On October 20, 1920, a plebiscite was held to end prohibition in favour of government control and moderation. The plebiscite passed in favour of ending prohibition 92,095 to 55,448. As of 1920, British Columbia had been the only province in Canada that had voted in favour of government-controlled liquor sales.

=== Government Liquor Act ===
On February 23, 1921, the Attorney General of British Columbia had introduced the Government Liquor Act. The act was passed in March of that year, and the first government-run liquor stores were opened on June 15, 1921 – the same day the Prohibition Act was repealed. Within the first week of the Government Liquor Act becoming law, 17 stores had been opened; by March 1922 at least one store had been opened in 32 of the 39 provincial electoral districts. The ability to purchase liquor was limited to those who purchased an annual liquor permit for five dollars and who were above 21 years of age.

British Columbians were not able to buy liquor by the glass between 1921 and 1924. A 1925 amendment of the Government Liquor Act allowed for the establishment of beer parlours.

=== Indian List ===
In 1887, British Columbia passed an act titled the Habitual Drunkards Act which restricted the ability of certain individuals to conduct business: any sale or contract involving them was considered void. The individuals encompassed by the act could not legally purchase liquor. Indigenous people were automatically placed on the list, preventing them from being able to purchase alcoholic beverages. This list was referred to as the "Indian List".
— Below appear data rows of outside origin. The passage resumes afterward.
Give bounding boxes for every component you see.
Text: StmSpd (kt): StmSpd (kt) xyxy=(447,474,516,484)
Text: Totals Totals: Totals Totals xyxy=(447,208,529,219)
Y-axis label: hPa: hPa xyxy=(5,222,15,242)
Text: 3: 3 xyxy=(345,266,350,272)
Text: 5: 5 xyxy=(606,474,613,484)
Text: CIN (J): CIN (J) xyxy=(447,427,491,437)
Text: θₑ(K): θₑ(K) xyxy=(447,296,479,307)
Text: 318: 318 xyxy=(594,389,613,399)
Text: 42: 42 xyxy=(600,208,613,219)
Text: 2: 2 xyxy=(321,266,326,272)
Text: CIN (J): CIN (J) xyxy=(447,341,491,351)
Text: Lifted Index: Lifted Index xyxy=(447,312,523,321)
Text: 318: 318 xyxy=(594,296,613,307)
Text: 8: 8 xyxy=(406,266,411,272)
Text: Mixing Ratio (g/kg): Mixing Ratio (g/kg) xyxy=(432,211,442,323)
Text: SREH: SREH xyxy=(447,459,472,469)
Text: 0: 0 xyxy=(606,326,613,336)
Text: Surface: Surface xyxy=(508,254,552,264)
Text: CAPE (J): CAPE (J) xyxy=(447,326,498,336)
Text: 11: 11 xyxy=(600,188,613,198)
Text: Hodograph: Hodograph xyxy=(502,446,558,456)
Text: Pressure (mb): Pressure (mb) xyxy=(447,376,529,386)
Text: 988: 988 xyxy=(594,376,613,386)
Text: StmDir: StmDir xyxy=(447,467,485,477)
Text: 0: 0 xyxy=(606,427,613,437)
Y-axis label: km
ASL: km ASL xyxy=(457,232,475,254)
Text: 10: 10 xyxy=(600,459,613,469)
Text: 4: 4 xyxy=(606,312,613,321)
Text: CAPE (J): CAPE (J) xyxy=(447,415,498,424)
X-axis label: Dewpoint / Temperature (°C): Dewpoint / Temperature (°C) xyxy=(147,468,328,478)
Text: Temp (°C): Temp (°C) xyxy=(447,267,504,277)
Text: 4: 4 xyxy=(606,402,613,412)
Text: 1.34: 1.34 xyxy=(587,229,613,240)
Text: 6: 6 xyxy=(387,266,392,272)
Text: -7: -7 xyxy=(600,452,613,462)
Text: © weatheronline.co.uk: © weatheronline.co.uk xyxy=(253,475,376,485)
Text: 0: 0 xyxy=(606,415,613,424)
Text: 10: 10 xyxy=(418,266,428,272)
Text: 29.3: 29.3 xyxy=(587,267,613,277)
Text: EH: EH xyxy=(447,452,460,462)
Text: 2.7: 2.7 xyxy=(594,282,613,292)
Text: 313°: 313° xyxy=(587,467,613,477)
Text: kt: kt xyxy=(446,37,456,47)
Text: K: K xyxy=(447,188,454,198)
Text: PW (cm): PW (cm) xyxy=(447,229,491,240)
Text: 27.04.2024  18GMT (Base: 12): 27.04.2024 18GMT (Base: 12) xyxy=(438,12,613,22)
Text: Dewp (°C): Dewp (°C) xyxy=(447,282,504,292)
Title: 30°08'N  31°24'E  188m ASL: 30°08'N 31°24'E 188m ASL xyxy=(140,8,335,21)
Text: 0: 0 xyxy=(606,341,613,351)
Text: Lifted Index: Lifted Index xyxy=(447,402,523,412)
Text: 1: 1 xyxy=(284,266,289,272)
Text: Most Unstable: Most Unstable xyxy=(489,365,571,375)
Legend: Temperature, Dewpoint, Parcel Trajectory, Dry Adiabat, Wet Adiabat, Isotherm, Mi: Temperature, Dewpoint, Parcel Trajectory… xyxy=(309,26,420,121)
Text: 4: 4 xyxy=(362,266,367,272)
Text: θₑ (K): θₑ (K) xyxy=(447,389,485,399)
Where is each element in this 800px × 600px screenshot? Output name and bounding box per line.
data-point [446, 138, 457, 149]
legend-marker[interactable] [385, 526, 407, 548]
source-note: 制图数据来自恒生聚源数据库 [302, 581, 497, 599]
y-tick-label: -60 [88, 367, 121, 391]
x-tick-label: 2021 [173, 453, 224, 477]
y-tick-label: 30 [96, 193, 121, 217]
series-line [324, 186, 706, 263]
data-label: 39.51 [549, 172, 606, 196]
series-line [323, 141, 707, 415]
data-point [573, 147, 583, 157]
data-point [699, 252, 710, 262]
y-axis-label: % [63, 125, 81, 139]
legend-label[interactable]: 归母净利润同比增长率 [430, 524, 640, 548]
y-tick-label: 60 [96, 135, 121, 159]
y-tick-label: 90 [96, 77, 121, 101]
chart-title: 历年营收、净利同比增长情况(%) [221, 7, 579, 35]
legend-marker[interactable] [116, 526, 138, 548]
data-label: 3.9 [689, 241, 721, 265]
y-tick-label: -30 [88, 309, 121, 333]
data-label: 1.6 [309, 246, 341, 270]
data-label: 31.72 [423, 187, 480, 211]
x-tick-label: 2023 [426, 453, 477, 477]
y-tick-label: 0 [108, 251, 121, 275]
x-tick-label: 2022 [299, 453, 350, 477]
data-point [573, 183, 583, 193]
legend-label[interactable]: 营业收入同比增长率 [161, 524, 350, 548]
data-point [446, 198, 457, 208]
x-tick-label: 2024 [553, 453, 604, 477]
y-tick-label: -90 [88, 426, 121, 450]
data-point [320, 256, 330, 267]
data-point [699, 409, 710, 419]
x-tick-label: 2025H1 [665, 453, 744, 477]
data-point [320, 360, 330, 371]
Some non-indigenous individuals were also added to the list based on misbehaviour after excessive drinking. In 1963, the Liquor Control Board chairman, Colonel Donald McGugan reported that 4,500–5,000 British Columbians were on the list. Though the members of the list would change, the total number of persons remained approximately the same. The Habitual Drunkards Act was eventually repealed in 1968.

=== Privatization ===
Since 1988, the Government of British Columbia has allowed private retail liquor stores. There was a moratorium in place between 1988 and 2002 which limited the number of new private retail licences that were issued. After the moratorium was lifted, it was observed that between 2002 and 2008 there was a 33% increase in private liquor stores and a 10% decrease in government stores.